In regards to the whole front end height (average of both sides) being lowered for cornering, I think the main theoretical benefit is reducing the body roll w/o any additional suspension stiffening being used to achieve it.  For street cars like ours, IMHO the increase of negative camber is probably just as much of a real-world benefit as the reduced body roll.





Pro NASCARS have been playing with "big-bar, soft-spring" setups lately.  It means a stiff front swaybar and a soft set of front coil springs.  The result is that the outside leans into the corner and then the swaybar pulls the inside front corner down with it, so the entire front end spends the whole corner riding lower than it rides when there is no body lean.  

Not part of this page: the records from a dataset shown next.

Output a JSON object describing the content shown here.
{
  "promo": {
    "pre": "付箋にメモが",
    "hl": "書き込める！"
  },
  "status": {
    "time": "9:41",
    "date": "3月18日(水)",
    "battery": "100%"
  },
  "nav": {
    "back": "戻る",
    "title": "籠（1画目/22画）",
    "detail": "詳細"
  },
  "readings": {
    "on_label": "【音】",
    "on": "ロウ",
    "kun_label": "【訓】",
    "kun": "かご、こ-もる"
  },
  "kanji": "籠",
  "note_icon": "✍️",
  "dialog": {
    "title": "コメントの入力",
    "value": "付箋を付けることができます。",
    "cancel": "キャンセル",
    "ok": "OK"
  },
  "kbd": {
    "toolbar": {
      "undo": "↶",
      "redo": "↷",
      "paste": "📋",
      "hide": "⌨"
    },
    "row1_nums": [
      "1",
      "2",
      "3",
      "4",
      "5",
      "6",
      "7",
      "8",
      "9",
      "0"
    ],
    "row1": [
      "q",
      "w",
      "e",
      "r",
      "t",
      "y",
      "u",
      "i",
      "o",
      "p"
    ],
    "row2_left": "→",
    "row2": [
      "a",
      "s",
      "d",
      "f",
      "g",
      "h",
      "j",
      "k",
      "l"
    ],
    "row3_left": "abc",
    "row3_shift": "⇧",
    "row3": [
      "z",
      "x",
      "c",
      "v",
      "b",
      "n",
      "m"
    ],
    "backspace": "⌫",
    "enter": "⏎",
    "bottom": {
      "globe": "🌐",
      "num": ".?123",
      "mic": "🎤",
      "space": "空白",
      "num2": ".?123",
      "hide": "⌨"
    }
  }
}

I think this setup has more to do with NASCAR's racing situation than what would be ideal in theory.  Their maximum front coil spring rate is rules-
limted, so the teams might decide that laying the outside wheel onto the bumpstop is a way to sidestep that rule. (Use the bumpstop to do the coil spring's job in the corners.)  The difference is that the BBSS setup means they can ride the bumpstops while also NOT leaning the body very far to get the outside corner that low.

Meanwhile they also benefit any time they can squeeze the whole car's ride height downwards just for aerodyamnic reasons.  Those cars spend half the miles of the race with the body leaning.  If all those miles are spent with the body riding an inch lower in front, that adds up to a lot of aero gain.    



375instroke

The lowered spindles do get the LCA to stay at a more downward angle, helping camber gain.  This is an advantage, but I still think the retained suspension travel isn't.  I'd raise the bumpstop to compensate.

THE STIG

Quote from: 68X426 on March 15, 2010, 04:11:35 PM
Remember that when dropping the front, you may encounter tire clearance problems you didn't expect.

Also, you may want to get a re-alignment as the the geometry of steering/height/tires has changed. :Twocents:

Can't stress that enough, that's a great way to destroy tires.